We’re working hard on our upcoming Yoast SEO 3.0 release. Multiple focus keywords is slowly proving itself to me as probably the best thing we’ve ever made. It wasn’t the hottest week in search, which is probably a good thing as we’ve had plenty of those recently, but still there’s some stuff to report, ranging from app interstitials to some news about search result snippets.

Joost's weekly SEO recap

App interstitial “penalty” now live

Google had warned us about this and I’ve written about this before, but it’s now live. In Google’s own words (and bolding):

Starting today, pages with an app install interstitial that hide a significant amount of content on the transition from the search result page won’t be considered mobile-friendly.

Not the most surprising change of the world, what surprises me is that they specifically penalize app interstitials and don’t seem to penalize newsletter popups as much… I’m no fan of any popup, even though admittedly even for us they work quite well. We only show a popup on “exit intent” though, so when you move your mouse towards one of the top corners of the screen. I’m guessing those will be OK for quite a while longer in Google’s eyes.

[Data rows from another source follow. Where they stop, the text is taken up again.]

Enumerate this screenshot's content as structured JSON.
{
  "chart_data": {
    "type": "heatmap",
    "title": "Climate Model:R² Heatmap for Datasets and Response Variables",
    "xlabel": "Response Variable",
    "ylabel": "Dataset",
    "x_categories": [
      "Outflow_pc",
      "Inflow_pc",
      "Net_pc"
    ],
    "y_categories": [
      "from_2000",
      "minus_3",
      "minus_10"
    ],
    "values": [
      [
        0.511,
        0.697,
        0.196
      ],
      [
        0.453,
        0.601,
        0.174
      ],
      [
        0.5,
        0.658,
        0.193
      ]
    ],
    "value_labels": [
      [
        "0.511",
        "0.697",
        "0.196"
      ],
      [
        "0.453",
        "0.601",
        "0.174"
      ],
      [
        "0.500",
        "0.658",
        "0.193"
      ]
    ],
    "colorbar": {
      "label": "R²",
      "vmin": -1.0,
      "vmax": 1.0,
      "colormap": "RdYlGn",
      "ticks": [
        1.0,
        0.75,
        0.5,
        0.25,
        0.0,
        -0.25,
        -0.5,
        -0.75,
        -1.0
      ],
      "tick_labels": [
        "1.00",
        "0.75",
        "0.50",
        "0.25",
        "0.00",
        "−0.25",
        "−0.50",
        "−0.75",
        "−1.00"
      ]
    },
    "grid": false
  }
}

Optimize your YouTube videos

If you didn’t have reason enough just yet, there’s now one more reason to optimize your YouTube videos. Google has started showing featured snippets taken from the content of video transcripts. Your own site might take quite a while longer to get those, so using YouTube as an intermediate step might be a good idea here.

Ridiculously long snippets

Google ran a test this week that made quite a few of us question the sanity of some of their engineers. They tested a 7 line snippet. That’s a bit like… Yuck! When I tried to reproduce it I “only” got a 4 line description snippet and even that I’ve always thought is ridiculous.

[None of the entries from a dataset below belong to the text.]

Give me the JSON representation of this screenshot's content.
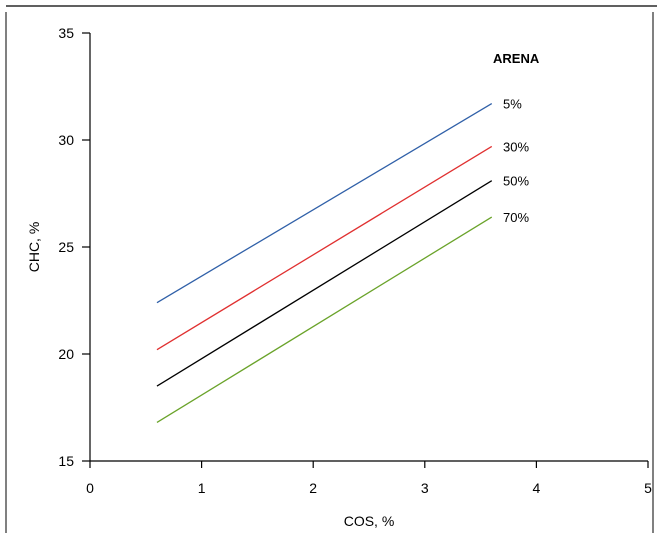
{
  "chart_data": {
    "type": "line",
    "title": "",
    "xlabel": "COS, %",
    "ylabel": "CHC, %",
    "xlim": [
      0,
      5
    ],
    "ylim": [
      15,
      35
    ],
    "x_ticks": [
      0,
      1,
      2,
      3,
      4,
      5
    ],
    "y_ticks": [
      15,
      20,
      25,
      30,
      35
    ],
    "grid": false,
    "legend_title": "ARENA",
    "legend_placement": "right, next to line ends",
    "series": [
      {
        "name": "5%",
        "color": "#3060a8",
        "x": [
          0.6,
          3.6
        ],
        "y": [
          22.4,
          31.7
        ]
      },
      {
        "name": "30%",
        "color": "#e03030",
        "x": [
          0.6,
          3.6
        ],
        "y": [
          20.2,
          29.7
        ]
      },
      {
        "name": "50%",
        "color": "#000000",
        "x": [
          0.6,
          3.6
        ],
        "y": [
          18.5,
          28.1
        ]
      },
      {
        "name": "70%",
        "color": "#6aa32a",
        "x": [
          0.6,
          3.6
        ],
        "y": [
          16.8,
          26.4
        ]
      }
    ]
  }
}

Don’t hide content in JavaScript arrays

Another post from the SEM Post (they’re doing some awesome reporting), highlights a tweet from Gary Ilyes of Google about not hiding content in JavaScript arrays. It might be indexed, but it also might not be indexed. Rule of thumb: if you think a specific bit of content is useful to users: show it. If you think it’s OK to hide it by default, why do you have it in the first place?